Ever since he wrote his first program on an Apple II when he was 12, Haishi has been a passionate programmer. He later became a professional software engineer and architect. During his 21 years of professional life, hes faced various technical challenges and a broad range of project types that have given him rich experiences in designing innovative solutions to solve difficult problems.
Haishi is the author of a few cloud computing books, and hes an active contributor to a few open-source projects. He also runs a technical blog (http://blog.haishibai.com) with millions of viewers. His twitter handle is @HaishiBai2010.
Foreword
Service Fabric can be traced back to 2001, when I was trying to solve large-scale distributed system challenges such as leader election, quorum-based replication, and perfect failure detection. As I worked on projects in 2007, such as CloudDB (which morphed into Azure DB and is powered by Service Fabric), it became clear that a generic platform would be a valuable asset for empowering developers and enterprises to implement scalable and highly available distributed systems. In 2009, I began creating such a system to support large first-party and third-party workloads. This effort led to Service Fabric, which has proven itself in production for more than a decade. Service Fabric powers critical Microsoft services such as Azure DB, Cosmos DB, Skype for Business, Microsoft Intune, Azure Resource Providers (Compute RP, Storage RP, and Network RP), Azure Software Load Balancer, Azure Network Manager, Event Hubs, Event Grid, IoT Hubs, Azure Incident Manager, Azure Monitor, Bing Cortana, and more. As of March 2018, Service Fabric runs on about 4 million cores and individually monitors and fully lifecycle-manages about 10 million microservices. Technologies like Service Fabric are treated as trade secrets by many companies and are not made available to external customers. In March 2015, Service Fabric was released to the public. By making Service Fabric publicly available (and open-sourced in March 2018), Microsoft is living by the first party == third party principle.

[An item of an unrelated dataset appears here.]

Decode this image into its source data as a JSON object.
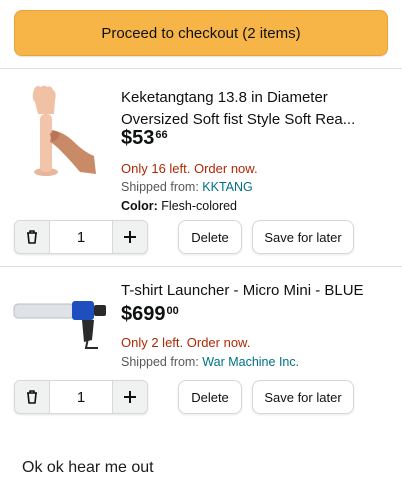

Service Fabric is a comprehensive platform for building Internet-scale, high-throughput, low-latency services. Besides container orchestration, it solves many fundamental distributed systems problems, such as failure detection, replicated state machines, reliable message delivery, and so on. It allows developers to naturally decompose the business application into a logical set of microservices that are individually responsible for a single business function and interact with one another over well-defined protocols for implementing business workflows. Service Fabric lets developers focus on business logic and its associated state by abstracting away machine and distributed systems details with many built-in transactionally consistent reliable data structures like dictionaries and queues that survive process crashes and machine failures. It enables programmers to think and program exactly like they do today by replacing locks with transactions. Programmers assume that the process hosting their code never crashes, and the data structures storing their state never lose or corrupt their data. With its ability to run on any OS and on any cloud, including on-premises and Edge, developers preserve their code investments across a wide variety of deployment targets. Put differently, Service Fabric allows programming large-scale applications to be just like writing simple applications.
I have known Haishi for about three years now. He has keenly followed the evolution of Service Fabric as a public service and has a deep understanding of its developer and operational aspects. He also understands intuitively how various Service Fabric layers and subsystems combine to provide the solutions to many distributed-systems problems. His first edition of this book focused on Service Fabric programming models and design patterns. This second edition is a more comprehensive follow-up companion book on Service Fabric that focuses more on the developer and operational aspects of Service Fabric and newer parts of the Service Fabric-like containers, Linux support, and more.